Budget Rules, Distortionnary Taxes, and Aggregate Instability: A reappraisal
Maxime Menuet  1, 2@  , Patrick Villieu  2@  , Alexandru Minea  3@  
1 : Laboratoire d'Economie d'Orléans  (LEO)
Laboratoire d'Economie d'Orléans
2 : Laboratoire d'Economie d'Orléans
Université d'Orléans
3 : CERDI
Université d'Auvergne - Clermont-Ferrand I

In a seminal contribution, Schmitt-Grohé and Uribe (JPE, 1997), showed that the balanced budget
rule (BBR) produces aggregate instability in an exogenous growth model with labor tax-based
adjustment. The present paper challenges this result in an endogenous growth framework
with a more general budget rule, involving deficit and debt in the long-run and making the BBR
a special case.
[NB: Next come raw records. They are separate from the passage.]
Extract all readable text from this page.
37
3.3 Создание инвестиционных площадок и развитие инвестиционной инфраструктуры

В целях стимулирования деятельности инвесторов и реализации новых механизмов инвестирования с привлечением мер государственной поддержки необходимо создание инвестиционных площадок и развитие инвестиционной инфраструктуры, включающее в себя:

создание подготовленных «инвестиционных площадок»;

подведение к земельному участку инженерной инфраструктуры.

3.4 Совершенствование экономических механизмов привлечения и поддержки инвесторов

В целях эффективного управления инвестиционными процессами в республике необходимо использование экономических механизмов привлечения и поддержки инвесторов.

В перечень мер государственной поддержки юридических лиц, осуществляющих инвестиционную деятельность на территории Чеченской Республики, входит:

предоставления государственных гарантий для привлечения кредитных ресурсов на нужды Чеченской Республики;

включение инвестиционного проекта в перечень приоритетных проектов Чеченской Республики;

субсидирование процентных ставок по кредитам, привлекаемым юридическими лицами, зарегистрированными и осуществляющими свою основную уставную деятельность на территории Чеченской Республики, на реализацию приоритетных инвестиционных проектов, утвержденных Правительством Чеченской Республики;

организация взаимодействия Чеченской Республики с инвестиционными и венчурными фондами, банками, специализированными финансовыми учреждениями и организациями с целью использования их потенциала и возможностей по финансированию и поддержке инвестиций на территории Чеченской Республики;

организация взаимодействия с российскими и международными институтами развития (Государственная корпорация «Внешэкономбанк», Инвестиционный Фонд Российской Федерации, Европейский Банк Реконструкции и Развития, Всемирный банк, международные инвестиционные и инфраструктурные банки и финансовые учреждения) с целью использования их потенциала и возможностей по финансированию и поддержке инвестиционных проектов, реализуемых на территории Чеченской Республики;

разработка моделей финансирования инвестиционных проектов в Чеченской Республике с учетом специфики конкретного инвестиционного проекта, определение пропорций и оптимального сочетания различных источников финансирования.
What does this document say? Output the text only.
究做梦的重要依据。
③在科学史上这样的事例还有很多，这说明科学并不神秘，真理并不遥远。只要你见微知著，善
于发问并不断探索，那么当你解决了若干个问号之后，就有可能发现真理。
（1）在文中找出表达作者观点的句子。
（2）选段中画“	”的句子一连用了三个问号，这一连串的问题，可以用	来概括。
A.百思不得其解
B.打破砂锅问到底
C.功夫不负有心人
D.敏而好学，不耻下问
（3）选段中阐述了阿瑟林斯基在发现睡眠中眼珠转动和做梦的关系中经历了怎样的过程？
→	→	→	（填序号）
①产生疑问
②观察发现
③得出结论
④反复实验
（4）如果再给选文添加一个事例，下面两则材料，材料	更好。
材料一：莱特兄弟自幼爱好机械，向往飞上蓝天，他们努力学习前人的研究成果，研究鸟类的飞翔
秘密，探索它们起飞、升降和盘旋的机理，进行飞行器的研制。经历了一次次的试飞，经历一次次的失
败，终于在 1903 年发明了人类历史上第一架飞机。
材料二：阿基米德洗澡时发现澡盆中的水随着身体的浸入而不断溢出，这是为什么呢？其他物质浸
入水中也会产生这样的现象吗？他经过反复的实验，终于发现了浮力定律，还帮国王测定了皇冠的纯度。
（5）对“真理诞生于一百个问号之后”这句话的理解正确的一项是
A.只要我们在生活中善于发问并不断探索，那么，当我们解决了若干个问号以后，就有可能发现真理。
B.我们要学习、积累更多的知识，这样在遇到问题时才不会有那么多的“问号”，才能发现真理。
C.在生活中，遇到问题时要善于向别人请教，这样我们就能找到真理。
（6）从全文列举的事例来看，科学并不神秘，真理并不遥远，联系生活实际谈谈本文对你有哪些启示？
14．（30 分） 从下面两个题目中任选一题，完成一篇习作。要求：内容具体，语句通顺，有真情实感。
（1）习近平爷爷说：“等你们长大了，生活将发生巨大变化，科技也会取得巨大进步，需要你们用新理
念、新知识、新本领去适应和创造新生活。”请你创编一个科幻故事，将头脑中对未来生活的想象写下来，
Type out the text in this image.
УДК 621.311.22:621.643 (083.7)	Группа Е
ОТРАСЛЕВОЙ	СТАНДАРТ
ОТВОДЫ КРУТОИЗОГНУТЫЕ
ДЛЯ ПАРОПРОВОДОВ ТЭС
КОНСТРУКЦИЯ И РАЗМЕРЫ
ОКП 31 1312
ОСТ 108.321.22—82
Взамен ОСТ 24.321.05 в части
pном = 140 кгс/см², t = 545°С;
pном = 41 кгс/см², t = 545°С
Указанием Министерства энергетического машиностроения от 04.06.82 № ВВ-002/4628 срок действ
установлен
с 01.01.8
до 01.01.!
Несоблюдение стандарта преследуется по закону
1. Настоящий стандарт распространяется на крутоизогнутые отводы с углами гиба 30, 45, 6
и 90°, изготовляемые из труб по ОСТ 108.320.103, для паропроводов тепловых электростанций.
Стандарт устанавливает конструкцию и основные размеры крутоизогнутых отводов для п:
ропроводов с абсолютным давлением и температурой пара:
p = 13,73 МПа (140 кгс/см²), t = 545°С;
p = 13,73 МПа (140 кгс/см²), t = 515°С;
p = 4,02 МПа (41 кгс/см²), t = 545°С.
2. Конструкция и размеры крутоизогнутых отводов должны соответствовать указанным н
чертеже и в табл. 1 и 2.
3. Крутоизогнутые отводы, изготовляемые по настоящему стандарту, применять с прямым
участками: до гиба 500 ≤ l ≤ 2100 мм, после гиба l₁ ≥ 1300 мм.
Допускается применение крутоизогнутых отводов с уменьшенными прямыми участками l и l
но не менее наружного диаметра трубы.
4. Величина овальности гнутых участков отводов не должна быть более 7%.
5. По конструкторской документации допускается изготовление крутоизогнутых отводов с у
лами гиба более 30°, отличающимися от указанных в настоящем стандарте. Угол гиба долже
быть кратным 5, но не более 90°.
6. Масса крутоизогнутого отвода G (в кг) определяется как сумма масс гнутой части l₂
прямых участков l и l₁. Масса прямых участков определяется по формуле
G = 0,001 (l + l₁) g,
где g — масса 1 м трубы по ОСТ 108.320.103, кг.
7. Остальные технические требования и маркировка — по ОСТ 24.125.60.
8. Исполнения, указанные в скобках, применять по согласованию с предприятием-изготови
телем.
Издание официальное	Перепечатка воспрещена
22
We show that the emergence of aggregate instability dramatically depends on
the level of public spending. In particular, low public spending ensures determinacy. However,
in the case of high public spending, multiplicity arises, with four potential equilibria: two
high-growth BGPs, a low-growth trap, and a “catastrophic” equilibrium where the economy
asymptotically collapses. In addition, when the ratio of public spending is sufficiently large, a
subcritical Hopf bifurcation appears around the low-growth trap, giving rise to a homoclinic
orbit going around the neighborhood of the catastrophic equilibrium. A calibration exercise
confirms that these results are obtained for realistic values of parameters.